To be sure, being overly invested in stocks close to when you’ll need your money, whether to fund your retirement or to pay for a child’s college tab, can be disastrous.

“If you need a portion of your money in less than five years, regardless of your age, you should not invest that money in stocks; it should be invested in a more conservative asset class,” said Rob Williams, vice president of financial planning at Charles Schwab. 

3. If you can’t stomach some losses, you stand to lose the most 

Let’s say you had a $1 million portfolio, split between U.S. stocks (70%) and bonds (30%), on Jan. 1 of this year, at which point news of the coronavirus was just starting to trickle out of China. 

By Monday, March 23, your savings would be down to about $780,000. Ouch. You might have been tempted to get out. 

Yet, if you’d tried to time the market and moved to cash on that Monday, you’d have missed the massive gains the market saw the very next day, on Tuesday, March 24, when the Dow Jones Industrial Average had its biggest one-day spike since 1933.

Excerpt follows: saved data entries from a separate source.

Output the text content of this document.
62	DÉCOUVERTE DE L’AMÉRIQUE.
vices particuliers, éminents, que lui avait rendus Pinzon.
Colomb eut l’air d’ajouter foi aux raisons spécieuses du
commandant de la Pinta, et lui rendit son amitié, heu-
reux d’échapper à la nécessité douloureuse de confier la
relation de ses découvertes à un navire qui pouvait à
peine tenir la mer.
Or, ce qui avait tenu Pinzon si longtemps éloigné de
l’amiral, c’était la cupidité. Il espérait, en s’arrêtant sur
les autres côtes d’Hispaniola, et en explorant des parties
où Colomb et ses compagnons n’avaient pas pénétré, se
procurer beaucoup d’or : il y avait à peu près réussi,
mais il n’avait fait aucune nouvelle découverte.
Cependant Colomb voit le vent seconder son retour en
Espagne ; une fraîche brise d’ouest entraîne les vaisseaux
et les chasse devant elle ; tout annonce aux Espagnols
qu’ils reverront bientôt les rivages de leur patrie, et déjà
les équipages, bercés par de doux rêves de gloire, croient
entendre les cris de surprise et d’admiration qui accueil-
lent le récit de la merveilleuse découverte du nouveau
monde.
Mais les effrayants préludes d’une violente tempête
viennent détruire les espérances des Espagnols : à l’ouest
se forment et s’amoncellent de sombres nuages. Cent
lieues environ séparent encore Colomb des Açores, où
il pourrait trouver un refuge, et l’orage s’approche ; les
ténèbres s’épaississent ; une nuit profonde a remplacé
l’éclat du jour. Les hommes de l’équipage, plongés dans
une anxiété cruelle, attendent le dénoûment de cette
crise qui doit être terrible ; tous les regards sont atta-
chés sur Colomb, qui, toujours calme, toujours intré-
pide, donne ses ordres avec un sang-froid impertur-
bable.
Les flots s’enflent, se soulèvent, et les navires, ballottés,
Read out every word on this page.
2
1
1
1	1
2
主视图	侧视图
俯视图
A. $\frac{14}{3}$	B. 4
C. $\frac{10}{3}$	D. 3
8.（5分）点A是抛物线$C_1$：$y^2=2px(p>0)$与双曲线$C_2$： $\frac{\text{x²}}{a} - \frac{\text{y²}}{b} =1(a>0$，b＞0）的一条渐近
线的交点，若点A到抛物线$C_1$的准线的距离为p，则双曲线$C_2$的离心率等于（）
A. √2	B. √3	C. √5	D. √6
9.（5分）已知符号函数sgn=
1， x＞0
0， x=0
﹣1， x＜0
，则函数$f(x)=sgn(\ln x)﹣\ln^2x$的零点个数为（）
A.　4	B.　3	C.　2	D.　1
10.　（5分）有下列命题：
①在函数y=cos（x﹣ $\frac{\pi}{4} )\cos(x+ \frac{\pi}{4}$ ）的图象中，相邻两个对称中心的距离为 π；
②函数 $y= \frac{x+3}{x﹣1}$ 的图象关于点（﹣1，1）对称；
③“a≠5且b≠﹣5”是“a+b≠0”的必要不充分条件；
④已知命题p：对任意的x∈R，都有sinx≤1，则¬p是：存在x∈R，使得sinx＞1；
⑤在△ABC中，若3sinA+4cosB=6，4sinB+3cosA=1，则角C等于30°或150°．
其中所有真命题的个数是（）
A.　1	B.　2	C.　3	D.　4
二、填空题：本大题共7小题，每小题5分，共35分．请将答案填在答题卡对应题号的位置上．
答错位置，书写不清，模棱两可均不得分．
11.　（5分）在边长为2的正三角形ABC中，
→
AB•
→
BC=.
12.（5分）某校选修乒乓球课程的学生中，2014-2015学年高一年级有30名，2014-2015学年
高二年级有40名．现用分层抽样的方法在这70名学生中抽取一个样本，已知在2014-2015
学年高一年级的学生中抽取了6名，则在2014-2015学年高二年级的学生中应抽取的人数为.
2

And that portfolio, as a result, was back up to more than $830,000, according to Morningstar Direct. 

“Recoveries can come in fits and starts,” Williams said. 

He provided some data to prove his point: Over the last 20 or so years, the S&P 500 produced an average annual return of around 6%. But if you missed the best 20 days in the market during that time span, by, for example, moving out in declines, and then reinvesting later, your average annual return would shrivel to 0.1%. 

Despite the unprecedented times, some things never change: If investors can’t tolerate losses, they’ll also miss out on gains.

“Pain is a sign you’re investing well,” Roth said.